In his neatly tucked-in shirt, denims and rimless glasses, Prof Joseph doesn’t look like a 64-year-old grandfather, who was maimed and ruined a decade ago. The son of a farmer and a homemaker mother, he’s a wiry and brisk man and exudes a sense of stoic calm.
Prof Joseph told me he’s forgiven his attackers for they were “pawns in a much larger game” and has welcomed the ban on the radical group that carried out the attack on him.

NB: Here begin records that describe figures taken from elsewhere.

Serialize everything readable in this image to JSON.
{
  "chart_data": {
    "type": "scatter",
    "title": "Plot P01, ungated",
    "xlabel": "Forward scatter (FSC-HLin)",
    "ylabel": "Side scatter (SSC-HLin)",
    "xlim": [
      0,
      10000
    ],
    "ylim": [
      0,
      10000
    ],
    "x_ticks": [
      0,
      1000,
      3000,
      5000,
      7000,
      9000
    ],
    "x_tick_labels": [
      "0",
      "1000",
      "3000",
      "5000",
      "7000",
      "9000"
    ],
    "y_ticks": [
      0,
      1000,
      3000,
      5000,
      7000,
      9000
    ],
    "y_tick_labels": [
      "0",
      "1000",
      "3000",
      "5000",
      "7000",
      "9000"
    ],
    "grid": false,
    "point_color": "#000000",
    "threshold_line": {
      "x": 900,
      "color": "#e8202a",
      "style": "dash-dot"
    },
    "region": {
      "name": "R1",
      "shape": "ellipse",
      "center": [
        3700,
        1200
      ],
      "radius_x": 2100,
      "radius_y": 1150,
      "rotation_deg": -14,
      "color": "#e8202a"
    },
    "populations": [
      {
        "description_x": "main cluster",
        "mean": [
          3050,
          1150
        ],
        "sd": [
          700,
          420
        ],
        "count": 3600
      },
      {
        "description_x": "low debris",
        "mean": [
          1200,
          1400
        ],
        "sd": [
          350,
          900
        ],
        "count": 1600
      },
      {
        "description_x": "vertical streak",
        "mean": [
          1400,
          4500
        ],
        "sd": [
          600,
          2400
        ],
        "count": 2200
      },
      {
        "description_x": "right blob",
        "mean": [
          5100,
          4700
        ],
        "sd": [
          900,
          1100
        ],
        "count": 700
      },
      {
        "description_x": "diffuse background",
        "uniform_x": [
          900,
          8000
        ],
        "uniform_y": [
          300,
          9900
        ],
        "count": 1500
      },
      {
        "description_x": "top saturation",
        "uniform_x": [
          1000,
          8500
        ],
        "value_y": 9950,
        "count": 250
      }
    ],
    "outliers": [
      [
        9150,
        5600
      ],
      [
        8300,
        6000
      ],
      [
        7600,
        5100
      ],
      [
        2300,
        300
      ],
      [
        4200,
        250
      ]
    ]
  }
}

But the slow-moving justice system is wearing him out: “Every time they arrest somebody associated with the case I have to go to the jail to identify him and make the rounds of the courts. I went to the court a year ago to depose and have to remember all the details of the attack.”
I asked Prof Joseph about redemption after the collective nightmare faced by his family. He told me an anecdote in his typically taciturn manner.
He said he was on a sightseeing trip with his family in Kerala some years ago where he met a student with her eight-year-old daughter.
“This is Joseph sir who had an unfortunate accident,” the student told her daughter.
“Is he the same man you cried aloud over when you heard the news of his hand being chopped off?” the girl asked.